Deutsch: Empirisches Kriterium-Keying / Español: Clave de criterio empírico / Português: Chave de critério empírico / Français: Clé de critère empirique / Italiano: Chiave di criterio empirico /

Empirical criterion keying refers to an approach to test Development that emphasizes the selection of items that discriminate between normal individuals and members of different diagnostic groups, regardless of whether the items appear theoretically relevant to the diagnoses of interest.

Empirical criterion keying is a method used in psychological assessment to develop scales and measure personality traits or psychological constructs. The approach involves identifying items that discriminate well between individuals who score high and low on a particular criterion, such as a symptom or behavior, and then using those items to create a scale.

Empirical criterion keying is used to develop measures in a wide range of domains, including clinical psychology, personality psychology, and industrial-organizational psychology. For example, researchers may use this method to develop a measure of depression by selecting items that differentiate between individuals who meet diagnostic criteria for depression and those who do not.

One example of the use of empirical criterion keying is the development of the Minnesota Multiphasic Personality Inventory (MMPI), a widely used psychological assessment tool. The MMPI was developed using an empirical criterion keying approach to identify items that discriminated between psychiatric patients and non-patients.

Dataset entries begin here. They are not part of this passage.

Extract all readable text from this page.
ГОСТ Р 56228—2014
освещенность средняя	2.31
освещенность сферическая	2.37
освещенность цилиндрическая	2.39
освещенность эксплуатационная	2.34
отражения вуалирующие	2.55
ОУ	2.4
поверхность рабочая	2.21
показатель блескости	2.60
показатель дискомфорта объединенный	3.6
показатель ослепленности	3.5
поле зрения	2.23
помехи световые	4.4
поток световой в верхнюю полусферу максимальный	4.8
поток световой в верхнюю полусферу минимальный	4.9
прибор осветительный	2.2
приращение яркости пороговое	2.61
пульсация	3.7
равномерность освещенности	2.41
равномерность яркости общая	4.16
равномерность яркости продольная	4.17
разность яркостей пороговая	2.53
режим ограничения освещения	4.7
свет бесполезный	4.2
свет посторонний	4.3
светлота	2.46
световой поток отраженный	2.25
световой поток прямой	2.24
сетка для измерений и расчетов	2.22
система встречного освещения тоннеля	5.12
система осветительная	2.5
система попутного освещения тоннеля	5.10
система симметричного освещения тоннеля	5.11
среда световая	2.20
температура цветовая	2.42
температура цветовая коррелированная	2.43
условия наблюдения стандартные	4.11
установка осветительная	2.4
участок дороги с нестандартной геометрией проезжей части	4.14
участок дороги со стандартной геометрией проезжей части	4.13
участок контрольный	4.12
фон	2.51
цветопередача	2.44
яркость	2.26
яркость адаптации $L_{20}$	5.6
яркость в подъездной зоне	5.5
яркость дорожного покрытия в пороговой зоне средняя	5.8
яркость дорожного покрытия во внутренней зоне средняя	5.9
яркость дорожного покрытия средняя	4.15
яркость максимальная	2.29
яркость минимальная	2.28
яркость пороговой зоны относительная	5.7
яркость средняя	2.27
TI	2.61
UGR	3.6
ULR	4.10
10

Another example is the development of the Sixteen Personality Factor Questionnaire (16PF), which measures 16 primary personality traits. The 16PF was developed using empirical criterion keying to identify items that differentiated between individuals with high and low scores on each of the 16 traits.

Empirical criterion keying can be a useful approach for developing measures of psychological constructs, as it allows researchers to identify items that are most relevant for measuring the construct of interest. However, it is important to note that this method is not without limitations and potential biases, such as sampling bias and response biases, and researchers must take steps to ensure the validity and reliability of the measures developed using this approach.